The agreement was proposed on 23 January in Davos, Switzerland. The purpose of this is to protect the various investments between both jurisdictions. Hong Kong considers foreign direct investment at the time of incorporation as a local company, so a foreign company has the same rights and obligations as a local company.
On the Mexican side, this agreement will protect foreign investment and promote Mexico as a more conducive destination for mainland Chinese investment through Hong Kong.
A new agreement between China and Spain: the elimination of double taxation concerning taxes on income and the prevention of tax evasion and avoidance
On 2 May 2021, the new agreement for eliminating double taxation between Spain and China will come into effect, which will replace the existing treaty signed in 1990.

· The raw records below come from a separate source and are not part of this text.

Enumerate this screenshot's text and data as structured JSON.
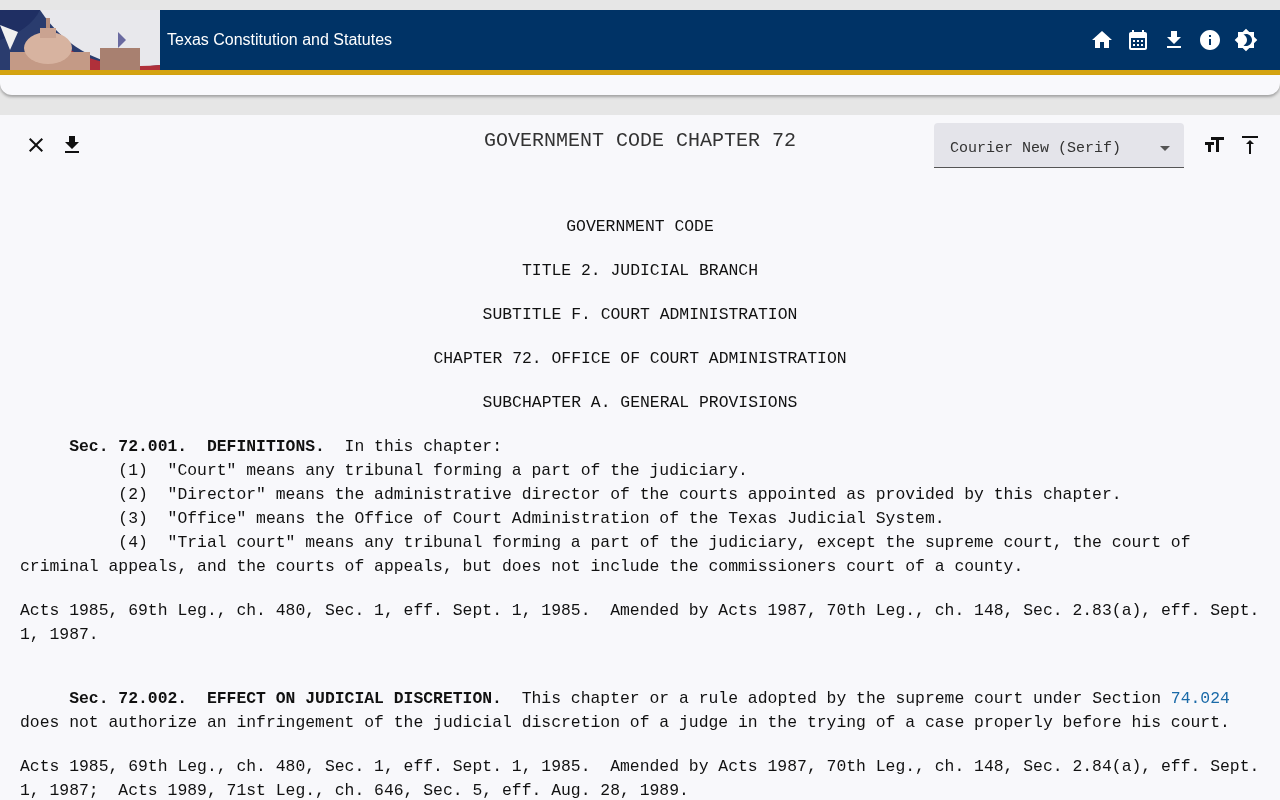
{
  "header": {
    "title": "Texas Constitution and Statutes"
  },
  "document": {
    "title": "GOVERNMENT CODE CHAPTER 72",
    "font_select": {
      "value": "Courier New (Serif)"
    },
    "headings": [
      "GOVERNMENT CODE",
      "TITLE 2. JUDICIAL BRANCH",
      "SUBTITLE F. COURT ADMINISTRATION",
      "CHAPTER 72. OFFICE OF COURT ADMINISTRATION",
      "SUBCHAPTER A. GENERAL PROVISIONS"
    ],
    "sections": [
      {
        "body": [
          {
            "kind": "text",
            "text": "**Sec. 72.001.  DEFINITIONS.**  In this chapter:"
          }
        ],
        "items": [
          "(1)  \"Court\" means any tribunal forming a part of the judiciary.",
          "(2)  \"Director\" means the administrative director of the courts appointed as provided by this chapter.",
          "(3)  \"Office\" means the Office of Court Administration of the Texas Judicial System.",
          "(4)  \"Trial court\" means any tribunal forming a part of the judiciary, except the supreme court, the court of criminal appeals, and the courts of appeals, but does not include the commissioners court of a county."
        ],
        "history": "Acts 1985, 69th Leg., ch. 480, Sec. 1, eff. Sept. 1, 1985.  Amended by Acts 1987, 70th Leg., ch. 148, Sec. 2.83(a), eff. Sept. 1, 1987."
      },
      {
        "body": [
          {
            "kind": "text",
            "text": "**Sec. 72.002.  EFFECT ON JUDICIAL DISCRETION.**  This chapter or a rule adopted by the supreme court under Section "
          },
          {
            "kind": "link",
            "text": "74.024"
          },
          {
            "kind": "text",
            "text": " does not authorize an infringement of the judicial discretion of a judge in the trying of a case properly before his court."
          }
        ],
        "history": "Acts 1985, 69th Leg., ch. 480, Sec. 1, eff. Sept. 1, 1985.  Amended by Acts 1987, 70th Leg., ch. 148, Sec. 2.84(a), eff. Sept. 1, 1987;  Acts 1989, 71st Leg., ch. 646, Sec. 5, eff. Aug. 28, 1989."
      }
    ]
  }
}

Under the new agreement, both states will allow the tax credit method of eliminating double taxation containing a specific clause for income received by persons who are wholly or partly transparent for tax purposes.
In general, dividends and interest, and royalties may be taxed at a rate not exceeding 10% if the beneficial owner of the interest or dividends is a resident of the other state. However, the tax must be directly applied rather than through a levy-then-refund procedure, where the rates are lower than those stipulated in the domestic law of the state in which the income arises.
Something worth mentioning is that the agreement includes a provision to specify that nothing in the agreement may prejudice the right of each state to apply its domestic laws and measures concerning the prevention of tax avoidance, whether described as such, insofar as they do not give rise to taxation contrary to the agreement.